To be effective, an MNS design must also fit into a facility’s overall emergency management plan, developed in accordance with NFPA 1600, Disaster/Emergency Management and Business Continuity Programs,and NFPA 1620, Recommended Practice for Pre-Incident Planning. In creating both the plan and the MNS installation, a facility’s stakeholders must clearly understand the potential risks that are particular to their facility and install a system that accounts for them. The key to defining these risks is to perform a risk analysis before installing an MNS, says Wayne Moore, a consultant with Hughes Associates in Warwick, Rhode Island.
During a risk analysis, the authority having jurisdiction must decide what hazards are most likely to affect people and when they are most susceptible to those hazards. If floods or tornados are part of a college campus risk analysis, for example, the stakeholders—security personnel, the fire service, college administrators, and so on—must decide when and where students are most vulnerable and design the system to take that information into account.

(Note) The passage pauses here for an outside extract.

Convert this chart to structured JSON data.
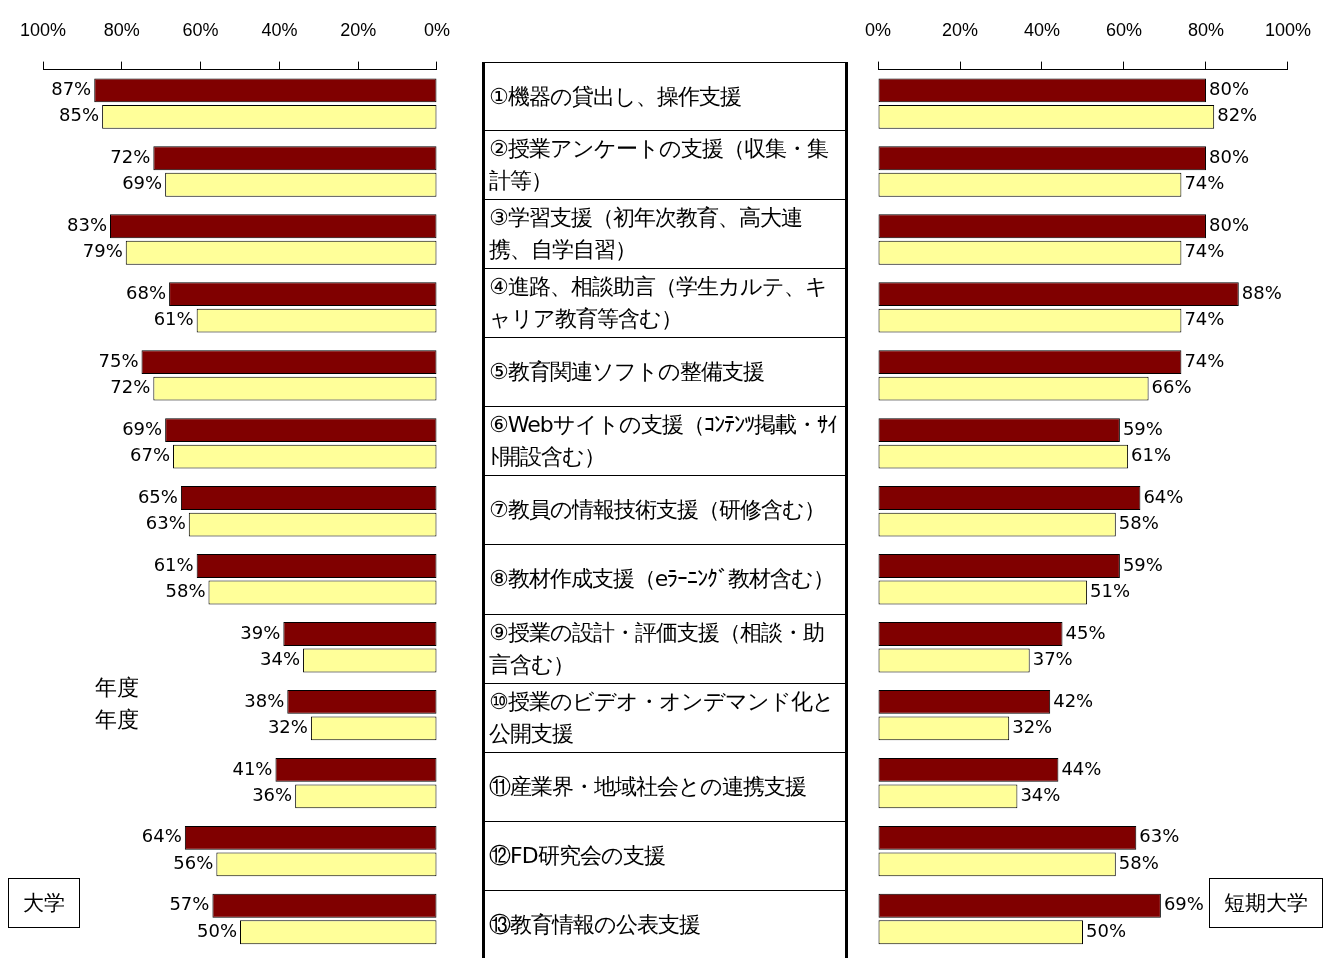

They must also decide when MNS will take precedence over the fire alarm system, Moore says, because there will be situations in which that will happen. Although NFPA 72 requires that MNS take precedence only in terrorist situations, a facility may require that it take precedence in other circumstances that make sense for its operations. For the DoD, the MNS always takes precedence over the fire alarm system. The military does not want a repeat of that June evening in Saudi Arabia.